A ricordare la sua figura e personalità, dopo il funerale avvenuto l’1 febbraio, è l’amico e compagno politico Mario Gallani, coordinatore del Psi.

“Molti sarebbero gli aneddoti da ricordare. - scrive - Mi limiterò al alcuni dei tanti anni che ho collaborato con lui sia come garzone di bottega nel lontano 1962, come compagno politico appartenente entrambi alla sezione del Partito Socialista di Trecenta. 

Quando lavorava come falegname nella bottega in via Resemini, io la sera lo aiutavo e lui mi insegnava a leggere il disegno, si parlava di politica. Goliardo era un insegnante capace paziente, insegnare gli piaceva e lo faceva con tanto amore, per lui era donare il suo sapere, trasmettere le sue conoscenze. Ha partecipato alla guerra in Jugoslavia e poi fatto prigioniero e portato nel Campo di prigionia di Graz in Germania”.

Goliardo si iscrisse al Psi nel 1945 e ci rimase fino al 2018, 73 anni d’iscrizione al partito. “Nel febbraio 2002 abbiamo festeggiato i suoi 56 anni di iscrizione scrivendo un breve opuscolo con la  testimonianza di Goliardo e Ugo. Per Goliardo avere la sua tessera di partito era un dovere politico e seppur a età avanzata fino a ieri oserei dire dava i suoi consigli a noi più giovani. La sua sapienza e conoscenza della vita non aveva pari”. 

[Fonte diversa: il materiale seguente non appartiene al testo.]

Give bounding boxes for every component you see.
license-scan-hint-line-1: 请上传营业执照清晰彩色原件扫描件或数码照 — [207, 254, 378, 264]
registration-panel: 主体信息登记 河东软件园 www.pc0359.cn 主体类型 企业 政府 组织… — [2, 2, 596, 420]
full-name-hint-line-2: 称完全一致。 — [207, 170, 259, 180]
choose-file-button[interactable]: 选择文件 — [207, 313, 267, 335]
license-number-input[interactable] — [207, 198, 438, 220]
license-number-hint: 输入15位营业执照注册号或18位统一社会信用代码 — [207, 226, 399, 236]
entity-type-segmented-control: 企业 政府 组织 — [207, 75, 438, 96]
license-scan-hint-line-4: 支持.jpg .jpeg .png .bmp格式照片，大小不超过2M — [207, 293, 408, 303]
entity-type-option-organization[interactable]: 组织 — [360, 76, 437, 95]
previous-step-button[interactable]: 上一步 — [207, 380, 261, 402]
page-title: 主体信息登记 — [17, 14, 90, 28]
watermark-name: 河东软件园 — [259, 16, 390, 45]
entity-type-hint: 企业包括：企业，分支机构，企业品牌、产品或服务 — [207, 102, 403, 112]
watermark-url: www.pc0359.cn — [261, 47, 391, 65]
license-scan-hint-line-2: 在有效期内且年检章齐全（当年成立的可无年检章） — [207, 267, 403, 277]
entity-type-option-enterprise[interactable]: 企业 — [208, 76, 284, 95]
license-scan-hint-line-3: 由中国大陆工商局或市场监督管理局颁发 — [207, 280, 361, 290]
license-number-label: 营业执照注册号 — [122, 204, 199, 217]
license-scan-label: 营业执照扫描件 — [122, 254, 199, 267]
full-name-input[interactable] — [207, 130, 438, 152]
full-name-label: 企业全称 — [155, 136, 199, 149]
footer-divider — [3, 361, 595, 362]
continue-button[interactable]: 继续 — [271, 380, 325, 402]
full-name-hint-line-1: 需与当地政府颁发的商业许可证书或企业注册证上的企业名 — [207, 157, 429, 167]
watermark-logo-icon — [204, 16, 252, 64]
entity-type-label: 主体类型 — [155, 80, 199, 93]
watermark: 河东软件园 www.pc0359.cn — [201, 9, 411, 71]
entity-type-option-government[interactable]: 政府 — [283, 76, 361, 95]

“Desidero ricordalo anche come cattolico, la sua fede cristiana silenziosa ma robusta era la dimostrazione di un cattolico cui il rispetto umano era al centro della sua vita.

Non mancava quasi mai alla messa domenicale nella chiesa della Casa Divina Provvidenza, dove si sedeva vicino la porta come un umile servitore al cospetto di Dio.

Desidero esprimere a nome personale, dei socialisti Trecentani della Federazione Socialista di Rovigo la più viva riconoscenza per quanto Goliardo a dato a Trecenta, nella sua semplicità, onesta intellettuale, politica, umana.  Un uomo da cui abbiamo tutto da imparare, un grande maestro di vita. Cara Anna e Daniela dovete essere fiere di vostro padre e continuare a ricordarlo sempre quanto vi ha amato, continuate a parlarci, lui dal cielo continuerà ad aiutarvi”.